The small Alice of the looking glass has permeated so much of my life. My fear of vanity, of fully seeing and appreciating the help I give to others and the beauty that emanates from my being are all minimized. This prevents me from realizing my dreams, sometimes even from dreaming them. For instance, I’m afraid to date a man more attractive than me. “What do I have to offer him?” is my constant refrain (pun intended).
I discovered this week in Mirror Work Day #1 that I fear wearing beautfiul clothes on the regular because I don’t feel I deserve to look nice. For so long I thought I dressed down to avoid male attention; it is only recently that I don’t cringe when I feel being seen sexually by “others” that I’m not involved with in that way.
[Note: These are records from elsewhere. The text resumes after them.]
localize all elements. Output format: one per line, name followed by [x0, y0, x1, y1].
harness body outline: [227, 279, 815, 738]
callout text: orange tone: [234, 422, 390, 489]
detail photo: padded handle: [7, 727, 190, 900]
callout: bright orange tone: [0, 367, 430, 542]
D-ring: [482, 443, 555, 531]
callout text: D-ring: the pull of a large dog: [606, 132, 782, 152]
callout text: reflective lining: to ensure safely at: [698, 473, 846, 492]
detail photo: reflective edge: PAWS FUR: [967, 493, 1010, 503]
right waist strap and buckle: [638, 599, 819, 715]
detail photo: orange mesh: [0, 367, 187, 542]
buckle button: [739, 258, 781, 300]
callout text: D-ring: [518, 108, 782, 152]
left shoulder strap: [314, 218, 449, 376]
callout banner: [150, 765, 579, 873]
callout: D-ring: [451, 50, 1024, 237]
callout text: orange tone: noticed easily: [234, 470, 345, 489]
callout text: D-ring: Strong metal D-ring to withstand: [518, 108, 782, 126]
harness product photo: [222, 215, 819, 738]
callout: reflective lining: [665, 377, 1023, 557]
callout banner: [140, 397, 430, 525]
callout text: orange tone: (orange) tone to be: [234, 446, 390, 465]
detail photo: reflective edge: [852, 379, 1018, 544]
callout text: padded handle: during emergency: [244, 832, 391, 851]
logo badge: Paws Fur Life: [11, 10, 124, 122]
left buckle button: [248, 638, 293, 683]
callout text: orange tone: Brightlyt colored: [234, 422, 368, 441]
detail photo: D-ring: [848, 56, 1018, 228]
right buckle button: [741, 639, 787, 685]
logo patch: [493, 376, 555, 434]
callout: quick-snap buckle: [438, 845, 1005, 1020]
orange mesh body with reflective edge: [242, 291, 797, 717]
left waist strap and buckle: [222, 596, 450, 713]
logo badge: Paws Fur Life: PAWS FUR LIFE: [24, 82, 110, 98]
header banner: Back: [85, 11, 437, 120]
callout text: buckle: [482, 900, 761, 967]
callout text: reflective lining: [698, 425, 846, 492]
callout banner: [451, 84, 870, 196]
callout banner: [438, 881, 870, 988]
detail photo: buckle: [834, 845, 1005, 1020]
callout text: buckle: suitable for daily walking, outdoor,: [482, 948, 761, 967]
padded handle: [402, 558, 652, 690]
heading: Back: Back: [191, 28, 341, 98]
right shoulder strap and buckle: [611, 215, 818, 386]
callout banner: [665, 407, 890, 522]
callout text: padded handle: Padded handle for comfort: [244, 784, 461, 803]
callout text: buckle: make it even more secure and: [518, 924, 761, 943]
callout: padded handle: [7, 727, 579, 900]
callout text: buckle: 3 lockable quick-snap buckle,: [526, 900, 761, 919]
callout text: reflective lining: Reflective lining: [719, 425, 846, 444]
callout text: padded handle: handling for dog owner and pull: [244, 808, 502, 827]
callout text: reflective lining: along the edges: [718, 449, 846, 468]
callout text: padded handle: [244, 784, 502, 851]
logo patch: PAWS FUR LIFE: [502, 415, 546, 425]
Over the past month, I’ve walked through many a fire without shedding more than a tear or two. Recognizing that this fear of being too much brings forth a wellspring of free flowing tears. So here I sit openly crying for the little girl inside that I have so long suppressed. I see now the pain she has carried separately from me for so long, being forced into cramped spaces by my hand! I shower her with love and gratitude for carrying so much for so long. Allowing her to reintegrate into my body and being.
Alice, it’s time to grow big now. Eat your smaller self, grow up into the woman, the Goddess you were put on this Earth to serve others with. Fear not your size, the white rabbit nor the holes you must go down to follow him into the Underland. It is only in the shadows that you can find your light, your true strength; your brilliance.
Just when the caterpillar in its chrysalis thought the world had come to an end, it became a butterfly…
To the reader: what fears hold you back?
May we all do something today that spreads our wings, pushing the envelope just a little bit more.